The second volume of Isidro Fabela’s documentary collection on the Constitutionalist Revolution and Regime is concerned with the invasion, occupation and evacuation (April 21-November 23, 1914) of Veracruz by military forces of the United States. The heart of the volume consists of ninety-nine documents related to this problem. There is added a documentary and bibliographic appendix consisting of seventeen transcriptions from documents and published sources seeking to establish the antecedents which helped mold American criteria and actions.
Following the form established in the initial volume, the documents are arranged in chronological order and are preceded by a brief summary of the contents and an abbreviated reference to the archival source. Once again the author has failed to provide a key to these abbreviations, although most of them are identifiable by the specialist. The documents are drawn principally from the Archives of the Secretary of Foreign Relations and Fabela’s own collection.

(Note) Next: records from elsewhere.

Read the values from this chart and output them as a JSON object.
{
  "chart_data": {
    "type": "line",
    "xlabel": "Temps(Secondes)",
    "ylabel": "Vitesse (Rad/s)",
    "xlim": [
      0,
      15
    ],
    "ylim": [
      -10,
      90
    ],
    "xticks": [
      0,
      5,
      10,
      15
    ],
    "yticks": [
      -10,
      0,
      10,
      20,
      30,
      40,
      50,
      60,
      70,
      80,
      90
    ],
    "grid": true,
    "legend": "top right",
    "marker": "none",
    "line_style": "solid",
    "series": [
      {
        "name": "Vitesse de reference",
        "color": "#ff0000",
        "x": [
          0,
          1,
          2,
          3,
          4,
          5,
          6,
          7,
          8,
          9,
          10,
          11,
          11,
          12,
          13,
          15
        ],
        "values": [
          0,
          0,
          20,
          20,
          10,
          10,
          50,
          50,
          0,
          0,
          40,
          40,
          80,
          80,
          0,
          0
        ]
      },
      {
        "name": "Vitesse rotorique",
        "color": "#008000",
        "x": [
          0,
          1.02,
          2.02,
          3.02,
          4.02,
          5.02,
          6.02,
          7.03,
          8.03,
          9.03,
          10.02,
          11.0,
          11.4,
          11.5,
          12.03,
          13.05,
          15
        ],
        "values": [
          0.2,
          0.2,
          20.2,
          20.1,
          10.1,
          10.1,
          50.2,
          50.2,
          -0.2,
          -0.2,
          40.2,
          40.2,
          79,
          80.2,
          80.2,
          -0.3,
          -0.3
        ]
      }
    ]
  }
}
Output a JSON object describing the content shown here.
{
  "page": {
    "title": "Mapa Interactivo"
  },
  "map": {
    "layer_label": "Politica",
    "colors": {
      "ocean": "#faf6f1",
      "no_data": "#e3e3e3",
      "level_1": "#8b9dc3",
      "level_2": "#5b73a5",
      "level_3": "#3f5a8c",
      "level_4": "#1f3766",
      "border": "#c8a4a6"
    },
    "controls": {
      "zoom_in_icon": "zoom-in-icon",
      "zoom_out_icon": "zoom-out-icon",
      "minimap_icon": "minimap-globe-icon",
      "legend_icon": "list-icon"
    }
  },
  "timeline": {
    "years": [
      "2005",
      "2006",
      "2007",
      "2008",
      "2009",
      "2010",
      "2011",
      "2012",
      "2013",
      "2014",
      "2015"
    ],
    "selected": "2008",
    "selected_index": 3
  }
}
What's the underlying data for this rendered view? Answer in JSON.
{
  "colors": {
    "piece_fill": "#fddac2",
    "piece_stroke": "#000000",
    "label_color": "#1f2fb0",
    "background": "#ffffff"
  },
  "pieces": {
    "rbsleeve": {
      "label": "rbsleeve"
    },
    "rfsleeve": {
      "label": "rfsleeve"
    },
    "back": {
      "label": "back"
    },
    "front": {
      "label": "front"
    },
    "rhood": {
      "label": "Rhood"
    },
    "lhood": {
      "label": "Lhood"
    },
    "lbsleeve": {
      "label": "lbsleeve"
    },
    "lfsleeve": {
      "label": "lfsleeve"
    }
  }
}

In contrast to the first volume, each document is followed by an analytical commentary, often as extended as the document itself, prepared by the editor. Fabela assigns historic responsibility for the American intervention to Villa and Huerta. He contends that the documentation establishes the “two great, inexcusable errors” of President Wilson: his disdain for the norms of International Law relative to non-intervention in an independent and sovereign State and his “absolute ignorance of the psychology of the Mexican people.”